Manitoba's 57 electoral boundaries are about to go under review, a process that unfolds every 10 years to reflect changes in the province's population.
Cameron Friesen fully expects changes are coming to the Morden-Winkler borders thanks to the profound growth in Morden, Winkler and the R.M. of Stanley over the last decade.
"The Manitoba Provincial Nominee Program has been very successful in drawing new families to the Southern Manitoba region," said Friesen. "We've got a very successful settlement services office that helps to locate and assist these individuals as they come to live here...and we know that's part of the picture." Friesen said our region needs strong population growth in order to meet the need for jobs here.
With a review of Manitoba's electoral boundaries on the horizon, Friesen is reflecting on his time representing the area. The constituency is relatively new, having been formed during the last review 10 years ago, and Friesen is the first to serve as MLA. He says the smaller geographical size of Morden-Winkler has allowed him to better maintain relationships compared to some of his colleagues who have up to a dozen municipal councils within their constituencies.

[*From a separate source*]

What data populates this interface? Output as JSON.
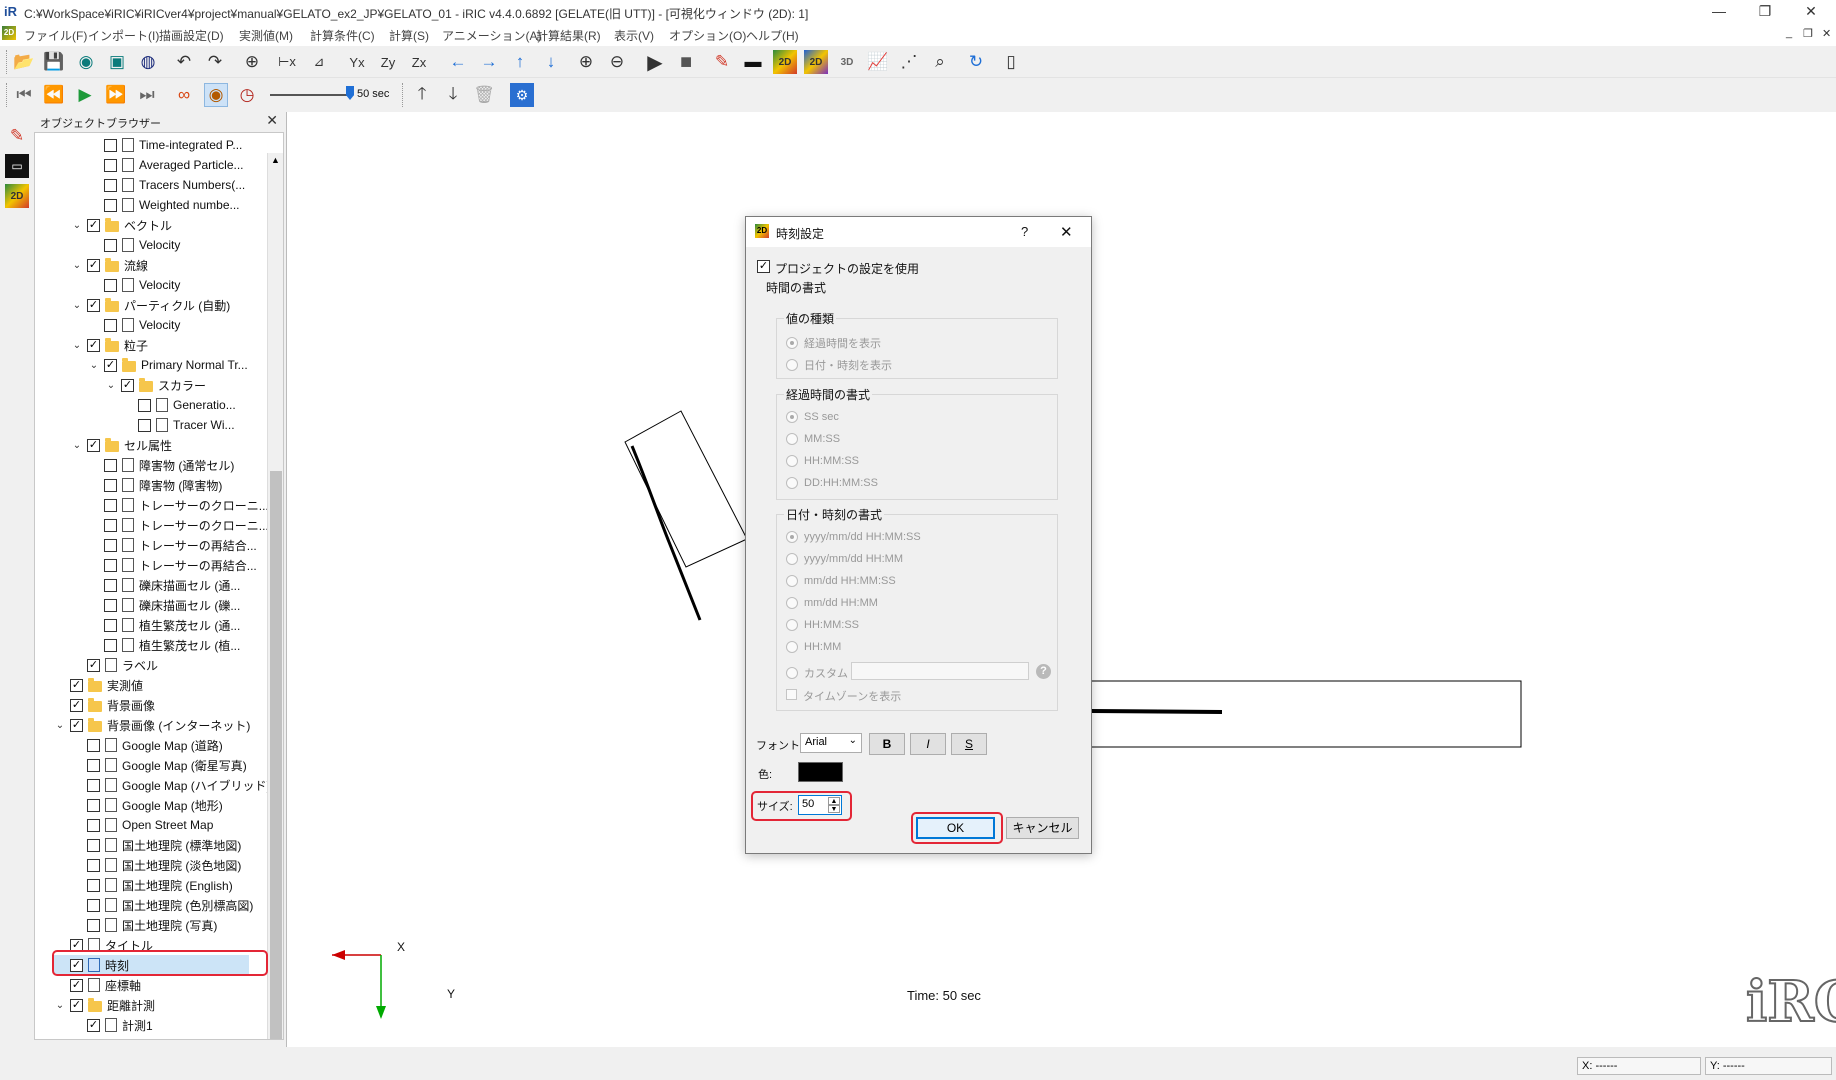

"I think the benefit of the Morden-Winkler constituency, is that we can go deeper. I have a relationship with the City of Winkler, the City of Morden, and the R.M. of Stanley. So understanding their needs, whether those needs be in terms of affordable housing, infrastructure, if it's on zoning, education, or health care concerns."
Meanwhile, Friesen along with Emerson MLA Cliff Graydon hopes the Electoral Boundaries Commission takes another look at part of the border between their constituencies. Graydon plans to make a submission to have a 'geographical jog' straightened out that is splitting the small community of Osterwick between Emerson and Morden-Winkler.
Friesen says he and Graydon, along with constituents, hope the commission is sensible about how boundaries are created. "We understand that we need to arrive at a solution that puts the approximately same number of voters in each constituency," said Friesen. "But it becomes problematic when we draw an arbitrary line right down the middle of a community. It creates confusion and it doesn't help people to understand where they vote, or who their MLA is."